Day 14: Essential Item Distribution                                                                       24/08/23

Today I helped organise packages of essential items for Legis to distribute to those suffering from mobility issues, with the help of Emina (a female team member at Legis, self-described as the go-to person for handling a diverse array of tasks). Those in need of this support include the elderly and disabled, which prevents them from travelling to Legis headquarters to collect the packages for themselves. We embarked on a girls trip to purchase the items we needed (myself, Emina and Jasmin’s two daughters – Daliya and Amelia). As previously mentioned, Jasmin is the President of the organisation. Much of the day was spent assembling packages and taking count of stock which I was able to use as an opportunity to help the young girls with their maths skills. This was very sweet and I bonded with the two girls, so much so that the younger one would hover around me over the coming days which again, was very sweet.

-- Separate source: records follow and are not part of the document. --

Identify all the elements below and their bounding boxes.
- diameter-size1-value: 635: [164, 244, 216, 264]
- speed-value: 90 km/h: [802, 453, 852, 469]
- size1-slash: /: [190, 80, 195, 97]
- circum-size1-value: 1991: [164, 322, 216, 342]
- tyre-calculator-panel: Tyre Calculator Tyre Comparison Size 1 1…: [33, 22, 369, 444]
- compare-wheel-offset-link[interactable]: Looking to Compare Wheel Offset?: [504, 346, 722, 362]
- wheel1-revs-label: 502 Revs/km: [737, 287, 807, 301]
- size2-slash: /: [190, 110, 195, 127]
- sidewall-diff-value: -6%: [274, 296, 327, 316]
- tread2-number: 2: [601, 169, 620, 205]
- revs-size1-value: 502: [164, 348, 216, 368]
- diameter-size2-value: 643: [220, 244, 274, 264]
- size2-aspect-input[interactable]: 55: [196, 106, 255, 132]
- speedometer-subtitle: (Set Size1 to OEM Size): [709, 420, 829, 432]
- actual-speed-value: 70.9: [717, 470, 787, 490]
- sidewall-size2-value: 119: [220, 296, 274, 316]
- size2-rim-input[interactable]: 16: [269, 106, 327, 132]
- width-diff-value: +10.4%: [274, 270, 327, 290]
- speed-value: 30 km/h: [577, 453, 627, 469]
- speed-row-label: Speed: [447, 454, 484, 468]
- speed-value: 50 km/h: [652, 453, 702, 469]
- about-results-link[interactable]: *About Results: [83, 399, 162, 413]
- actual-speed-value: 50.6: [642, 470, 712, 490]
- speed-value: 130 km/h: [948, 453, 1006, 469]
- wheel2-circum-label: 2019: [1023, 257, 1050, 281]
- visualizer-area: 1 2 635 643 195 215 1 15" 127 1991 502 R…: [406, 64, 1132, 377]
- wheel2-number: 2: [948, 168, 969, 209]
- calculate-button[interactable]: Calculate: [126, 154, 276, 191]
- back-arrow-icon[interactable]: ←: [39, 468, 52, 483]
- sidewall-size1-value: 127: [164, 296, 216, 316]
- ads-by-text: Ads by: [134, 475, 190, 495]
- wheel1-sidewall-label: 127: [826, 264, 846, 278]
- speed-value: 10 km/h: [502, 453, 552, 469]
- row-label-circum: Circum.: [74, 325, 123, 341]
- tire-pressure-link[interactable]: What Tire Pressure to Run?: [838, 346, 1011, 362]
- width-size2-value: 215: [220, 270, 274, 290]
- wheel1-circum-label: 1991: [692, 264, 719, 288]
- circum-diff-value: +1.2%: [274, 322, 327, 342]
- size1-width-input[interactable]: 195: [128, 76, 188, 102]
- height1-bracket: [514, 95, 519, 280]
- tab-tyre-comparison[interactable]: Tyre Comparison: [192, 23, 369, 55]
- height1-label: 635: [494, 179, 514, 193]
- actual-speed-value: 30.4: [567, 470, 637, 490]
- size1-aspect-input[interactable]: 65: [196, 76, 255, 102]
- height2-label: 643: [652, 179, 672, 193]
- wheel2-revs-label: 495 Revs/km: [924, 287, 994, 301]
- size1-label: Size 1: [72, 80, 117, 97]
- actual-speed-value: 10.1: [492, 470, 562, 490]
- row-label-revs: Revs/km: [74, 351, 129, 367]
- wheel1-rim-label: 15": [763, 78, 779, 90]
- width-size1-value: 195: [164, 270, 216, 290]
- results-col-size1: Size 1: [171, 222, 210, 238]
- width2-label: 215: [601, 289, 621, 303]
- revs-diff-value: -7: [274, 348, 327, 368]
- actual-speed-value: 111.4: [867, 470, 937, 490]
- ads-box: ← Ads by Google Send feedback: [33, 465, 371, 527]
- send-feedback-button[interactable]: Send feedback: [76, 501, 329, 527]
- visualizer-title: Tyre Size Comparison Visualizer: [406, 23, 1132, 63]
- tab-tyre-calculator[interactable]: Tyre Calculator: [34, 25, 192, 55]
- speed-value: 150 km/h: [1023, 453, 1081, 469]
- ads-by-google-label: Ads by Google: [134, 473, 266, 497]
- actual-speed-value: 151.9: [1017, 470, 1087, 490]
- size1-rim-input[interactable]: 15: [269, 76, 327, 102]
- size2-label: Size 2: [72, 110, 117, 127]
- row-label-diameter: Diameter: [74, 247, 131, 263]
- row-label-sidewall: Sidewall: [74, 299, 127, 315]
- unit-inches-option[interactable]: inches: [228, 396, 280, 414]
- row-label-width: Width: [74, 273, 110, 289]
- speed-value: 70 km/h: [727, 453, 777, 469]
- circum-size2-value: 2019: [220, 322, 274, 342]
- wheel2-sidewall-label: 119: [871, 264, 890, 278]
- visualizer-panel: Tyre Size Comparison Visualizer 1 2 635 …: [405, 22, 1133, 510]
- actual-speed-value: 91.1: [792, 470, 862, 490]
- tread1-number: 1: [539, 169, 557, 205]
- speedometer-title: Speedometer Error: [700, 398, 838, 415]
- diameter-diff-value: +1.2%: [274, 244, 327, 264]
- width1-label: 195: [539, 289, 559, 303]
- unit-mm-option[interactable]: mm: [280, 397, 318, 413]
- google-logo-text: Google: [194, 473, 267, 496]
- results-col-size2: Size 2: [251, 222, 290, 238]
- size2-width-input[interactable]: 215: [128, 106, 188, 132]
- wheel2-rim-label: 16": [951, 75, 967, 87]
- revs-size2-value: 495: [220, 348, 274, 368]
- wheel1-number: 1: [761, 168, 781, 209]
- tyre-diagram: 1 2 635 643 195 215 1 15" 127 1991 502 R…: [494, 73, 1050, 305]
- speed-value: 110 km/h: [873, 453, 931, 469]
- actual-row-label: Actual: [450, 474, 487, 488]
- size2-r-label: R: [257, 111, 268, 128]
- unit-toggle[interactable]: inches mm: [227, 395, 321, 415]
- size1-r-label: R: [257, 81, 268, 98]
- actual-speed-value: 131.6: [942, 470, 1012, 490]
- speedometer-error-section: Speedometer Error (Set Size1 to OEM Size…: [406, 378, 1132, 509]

The younger girl is very mischievous, whereas the older girl appears to be quiet but observant. I explained to her how people can often say ‘history’ is boring, but it isn’t boring for those who are interested in how it can explain why things are the way they are today. With a big smile, she responded by informing me “that’s exactly what my dad says”. Her relationship with her father is very sweet and you can see she hangs on every word he says as he educates her on history and politics. Despite her young age, she accompanies her father to refugee camp visitations. Though she is very young, it’s because of this relationship that she is so mature for her age with a high level of intellectual curiosity – something that reflects the relationship I had with my own father at a young age. Most days that I have worked at Legis, walking past Jasmin’s office, I would see the two young girls working on their homework with Jasmin, or engaging with him as he works. I didn’t manage to get a picture of the older girl, but the younger, more mischievous one participated in a photoshoot as you can see below. I felt it significant to document my experience of the people that work at Legis, because they really are the heart of the organisation and their commitment and dedication shines through in everything that they do. I will look back to my time here with fond memories, and miss them dearly! I hope to return one day.